FOR IMMEDIATE RELEASE
Saturday, May 24, 2008
TREVION MAURICE JONES SENTENCED IN U.S. DISTRICT COURT
Bill Mercer, United States Attorney for the District of Montana, announced today that during a federal court session in Missoula, on May 23, 2008, before U.S. District Judge Donald W. Molloy, TREVION MAURICE JONES, a 31-year-old resident of Missoula, appeared for sentencing. JONES was sentenced to a term of:
- Prison: 46 months
- Special Assessment: $100
- Supervised Release: 3 years
JONES was sentenced in connection with his guilty plea to being a felon-in-possession of a firearm.
In an Offer of Proof filed by the United States, the government stated it would have proved at trial the following:
On April 21, 1998, JONES was convicted of felony possession with the intent to distribute cocaine in federal court in Billings.
On November 30, 2006, officers from the Missoula Police Department responded to the residence to investigate a shooting. The officers interviewed several witnesses, two of whom had observed JONES enter the residence and shortly thereafter heard what sounded like gunfire. They then observed JONES run out of the house and fire several rounds into the residence as he left the scene.
Immediately after the shooting, JONES went to an area residence where he remained until the next afternoon. He then fled the jurisdiction for California, where he was later arrested. JONES left the firearm used in the shooting, a 9 mm Springfield Armory pistol, model P9 at the residence. The owner of the home eventually threw the gun into the Clark Fork River at the Schwartz Creek Fishing Access, where it was recovered by law enforcement in August of 2007.
A ballistics expert from the Montana State Crime Lab analyzed the firearm recovered from the river and the casings seized from the scene of the shooting and concluded that the seized casings were fired from the pistol recovered from the Clark Fork River.
Because there is no parole in the federal system, the "truth in sentencing" guidelines mandate that JONES will likely serve all of the time imposed by the court. In the federal system, JONES does have the opportunity to earn a sentence reduction for "good behavior." However, this reduction will not exceed 15% of the overall sentence.
Assistant U.S. Attorney Timothy J. Racicot prosecuted the case for the United States.
The investigation was a cooperative effort between the Missoula Police Department and the Federal Bureau of Investigation.

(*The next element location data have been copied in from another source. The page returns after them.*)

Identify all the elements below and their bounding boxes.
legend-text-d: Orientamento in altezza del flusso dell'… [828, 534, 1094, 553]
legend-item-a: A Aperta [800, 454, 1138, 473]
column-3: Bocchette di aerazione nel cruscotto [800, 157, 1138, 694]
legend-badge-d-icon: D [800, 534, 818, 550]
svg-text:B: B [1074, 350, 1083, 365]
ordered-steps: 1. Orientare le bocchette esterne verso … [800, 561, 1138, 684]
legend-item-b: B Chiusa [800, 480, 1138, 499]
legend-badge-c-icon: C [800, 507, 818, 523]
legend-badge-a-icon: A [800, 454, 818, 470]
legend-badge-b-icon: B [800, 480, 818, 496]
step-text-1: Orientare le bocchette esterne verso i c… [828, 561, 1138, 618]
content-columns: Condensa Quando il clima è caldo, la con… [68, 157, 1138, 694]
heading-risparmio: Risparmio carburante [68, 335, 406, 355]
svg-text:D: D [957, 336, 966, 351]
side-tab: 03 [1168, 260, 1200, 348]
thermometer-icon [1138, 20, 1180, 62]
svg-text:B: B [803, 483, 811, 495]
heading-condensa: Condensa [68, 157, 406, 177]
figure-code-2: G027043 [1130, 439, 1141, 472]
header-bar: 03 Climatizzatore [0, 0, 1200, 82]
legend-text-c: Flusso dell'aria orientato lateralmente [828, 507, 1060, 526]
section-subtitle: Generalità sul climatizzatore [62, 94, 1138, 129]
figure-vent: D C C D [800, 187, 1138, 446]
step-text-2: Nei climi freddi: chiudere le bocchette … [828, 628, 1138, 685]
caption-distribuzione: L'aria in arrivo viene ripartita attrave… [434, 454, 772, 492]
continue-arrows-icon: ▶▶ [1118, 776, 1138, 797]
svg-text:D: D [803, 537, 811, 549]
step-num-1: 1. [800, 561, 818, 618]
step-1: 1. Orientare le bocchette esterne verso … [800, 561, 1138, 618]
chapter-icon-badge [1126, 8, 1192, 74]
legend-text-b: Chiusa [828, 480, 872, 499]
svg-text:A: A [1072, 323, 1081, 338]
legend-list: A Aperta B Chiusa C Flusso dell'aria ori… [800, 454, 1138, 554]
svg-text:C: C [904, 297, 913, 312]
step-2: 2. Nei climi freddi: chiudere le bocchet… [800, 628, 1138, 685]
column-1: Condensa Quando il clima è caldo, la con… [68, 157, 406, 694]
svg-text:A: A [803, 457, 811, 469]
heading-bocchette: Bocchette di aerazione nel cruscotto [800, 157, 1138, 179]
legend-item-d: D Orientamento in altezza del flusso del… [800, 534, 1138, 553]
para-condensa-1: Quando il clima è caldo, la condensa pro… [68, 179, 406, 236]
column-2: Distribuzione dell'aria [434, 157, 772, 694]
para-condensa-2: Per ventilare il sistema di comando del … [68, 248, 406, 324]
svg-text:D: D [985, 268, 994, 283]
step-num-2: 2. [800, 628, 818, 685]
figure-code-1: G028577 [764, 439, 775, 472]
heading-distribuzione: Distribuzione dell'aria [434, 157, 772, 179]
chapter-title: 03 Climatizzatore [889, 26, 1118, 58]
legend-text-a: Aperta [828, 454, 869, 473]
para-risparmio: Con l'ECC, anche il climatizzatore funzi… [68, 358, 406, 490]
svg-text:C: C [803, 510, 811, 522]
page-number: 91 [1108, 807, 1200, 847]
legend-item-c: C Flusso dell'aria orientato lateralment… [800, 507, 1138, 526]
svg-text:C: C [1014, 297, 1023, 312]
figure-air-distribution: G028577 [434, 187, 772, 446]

This conviction is yet another important outcome from Project Safe Neighborhoods, a national priority of the United States Department of Justice. PSN is designed as a partnership between federal and local law enforcement to reduce violent crime and gun-related crime through the vigorous enforcement of the criminal provisions of the federal firearms laws. In Montana, the effort under PSN is called "Catch and No Release."